A couple of fighting moves are missing. The most noticeable is the one where you can grab an opponent by the hair and knee them in the face repeatedly. Also the AI of the bad guys is a bit rough around the edges. If you happen to get a chain whip, you can pretty much stand in place and just let them all walk into you until you kill them all. This tactic seems to work surprisingly often. But since the balance of the bad guys is a bit off, i.e. if they hit you your energy bar takes huge damage, you kind of need something like bad AI to help you out.
The game offers 1-player mode or a 2-player cooperative mode. One nice thing about the Amiga version is the use of only a single fire button to initiate attacks. In the arcade version there was a punch button and a kick button (and a combination of the two). For the Amiga, you only had one button to mess with so combining it with joystick moves produces most of the techniques needed.
You only get 2 credits from what I can see. As a result, you have a much better chance of progressing further in the game in 1-player mode as fun as 2-player can be. Also, since there are no cracks for this game that means there are also (to my knowledge) no cheats. So it really is like the arcade, except you only have 2 quarters. Good luck! I made it to the end of stage 2. There are four stages (it's not a very long game).
People often wonder - and get downright nasty about - why arcade ports seem to be so weak on the Amiga and other platforms from the 80s and early 90s.
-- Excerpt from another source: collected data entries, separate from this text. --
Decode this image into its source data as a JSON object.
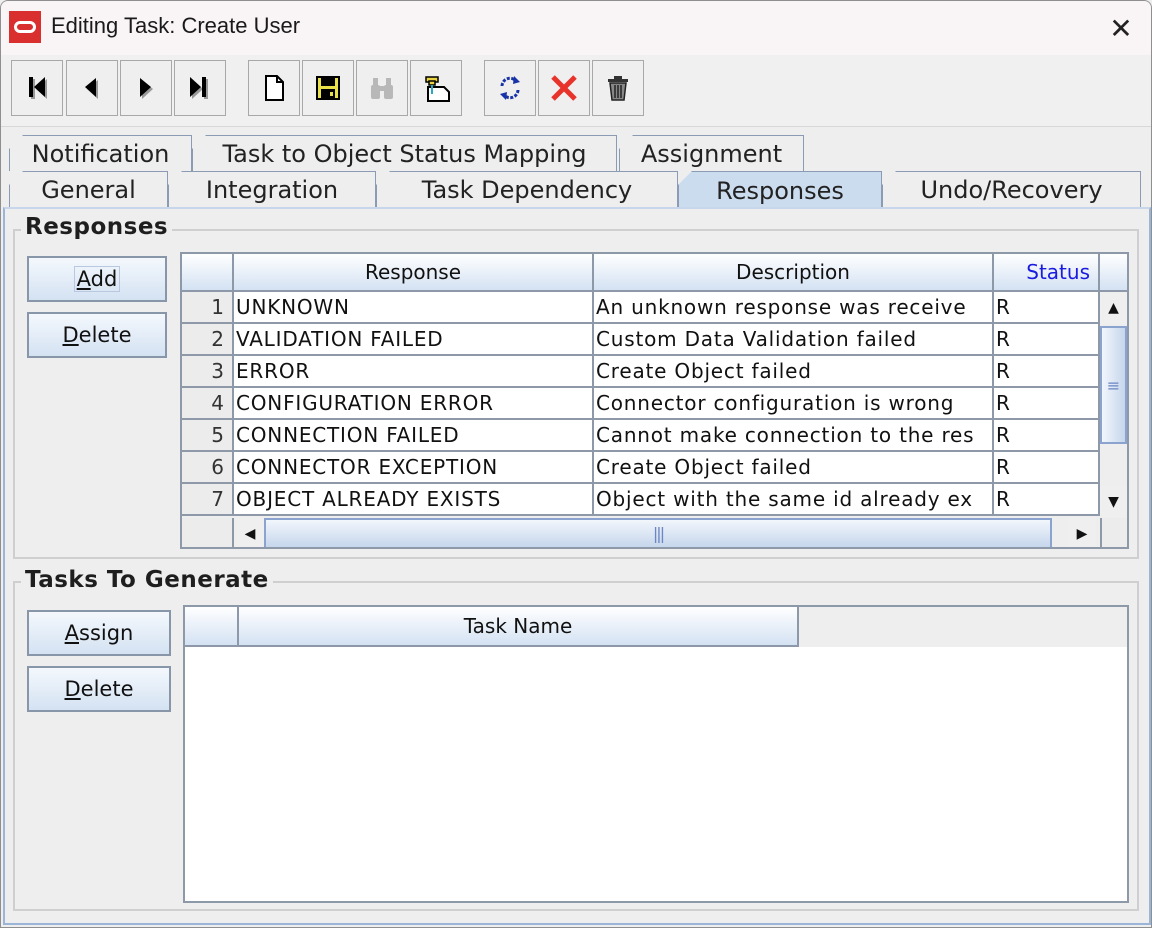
{
  "window": {
    "title": "Editing Task: Create User",
    "close_glyph": "✕"
  },
  "toolbar": {
    "buttons": [
      {
        "name": "first-record",
        "icon": "first-icon",
        "tooltip": ""
      },
      {
        "name": "previous-record",
        "icon": "previous-icon"
      },
      {
        "name": "next-record",
        "icon": "next-icon"
      },
      {
        "name": "last-record",
        "icon": "last-icon"
      },
      {
        "name": "new",
        "icon": "new-document-icon"
      },
      {
        "name": "save",
        "icon": "save-icon"
      },
      {
        "name": "find",
        "icon": "binoculars-icon",
        "disabled": true
      },
      {
        "name": "assign-pin",
        "icon": "pin-document-icon"
      },
      {
        "name": "refresh",
        "icon": "refresh-icon"
      },
      {
        "name": "cancel",
        "icon": "red-x-icon"
      },
      {
        "name": "delete",
        "icon": "trash-icon"
      }
    ]
  },
  "tabs": {
    "row_back": [
      "Notification",
      "Task to Object Status Mapping",
      "Assignment"
    ],
    "row_front": [
      "General",
      "Integration",
      "Task Dependency",
      "Responses",
      "Undo/Recovery"
    ],
    "active": "Responses"
  },
  "responses": {
    "group_title": "Responses",
    "add_label": "Add",
    "delete_label": "Delete",
    "columns": [
      "",
      "Response",
      "Description",
      "Status"
    ],
    "rows": [
      {
        "num": "1",
        "response": "UNKNOWN",
        "description": "An unknown response was receive",
        "status": "R"
      },
      {
        "num": "2",
        "response": "VALIDATION  FAILED",
        "description": "Custom Data Validation failed",
        "status": "R"
      },
      {
        "num": "3",
        "response": "ERROR",
        "description": "Create Object failed",
        "status": "R"
      },
      {
        "num": "4",
        "response": "CONFIGURATION  ERROR",
        "description": "Connector configuration is wrong",
        "status": "R"
      },
      {
        "num": "5",
        "response": "CONNECTION  FAILED",
        "description": "Cannot make connection to the res",
        "status": "R"
      },
      {
        "num": "6",
        "response": "CONNECTOR  EXCEPTION",
        "description": "Create Object failed",
        "status": "R"
      },
      {
        "num": "7",
        "response": "OBJECT  ALREADY  EXISTS",
        "description": "Object with the same id already ex",
        "status": "R"
      }
    ],
    "status_header_color": "#1a1ae0"
  },
  "tasks": {
    "group_title": "Tasks To Generate",
    "assign_label": "Assign",
    "delete_label": "Delete",
    "columns": [
      "",
      "Task Name"
    ],
    "rows": []
  }
}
Richard Alpin, the coder of Double Dragon and several other ports
explained on Retro Asylum:
"It seems people nowadays have some misconceptions regarding the way the industry worked back in those days – budgets were small, typically one programmer would do e.g. CPC and Spectrum versions of something – coding from scratch – in just a few months. Everyone was very busy and the focus was on delivering the product on time (which was extremely important for arcade conversions, they were usually targeted at the Christmas market; “Granny Money” as we used to call it). Having the result be acceptable quality and done on time was MUCH more important than making it as good as it possibly could be.
Remember the publisher had typically spent a lot of money on licensing fees and usually they expected the game to sell almost regardless of how good it was because kids would recognize the name and want it.
Quality of the end result was not the #1 focus for anyone involved except perhaps the actual programmer taking pride in their work – and schedules were tight. If the game didn’t get delivered to the duplicators on time, we’d get sued / go bust; so that’s how it was."
In addition - and this shocked me - many of the teams told to port games were never given
any source code or even art files from the original parent companies that created the arcade games. It was up to these small teams with pressure-cooker schedules to produce it all by hand.
Alpin:
"I never had any help from the arcade PCB companies (Sega etc) at all. We either got a whole cabinet or in some cases just a bare PCB. It would have been great to have had some source code, gfx, etc, but.. no."
It’s no wonder so many ports wound up looking like they did when graphics - and even AI - had to be built from scratch, and not even with the ability to easily compare pixels. Hopefully they at least got some cheat codes! It’s pretty remarkable what got produced under the circumstances, even the “bad” stuff, in my opinion.
Overall, Double Dragon II is a very good port and deserves to be in our collections.
Technical Notes
This game was played on an NTSC Amiga 500 via original floppy.
Double Dragon II is almost legendary when it comes to its copy protection schemes. The game came on a single floppy disk but resisted most attempts to be copied. As a result, most ADFs floating around out there simply don’t work on most hardware.
However, it goes a step further. Apparently the floppy disk version could not be played on a machine with a “new Agnus” chip, either. The only way I could get the game to run was on an original Amiga 500 with no upgrades.
See a first-time unboxing of the NOS game, as well as more on how to get the game to work on classic hardware,
here.
You can also
play DD2 via WHDLoad, should you have that option available to you. If so, several bugs were cleaned up along the way.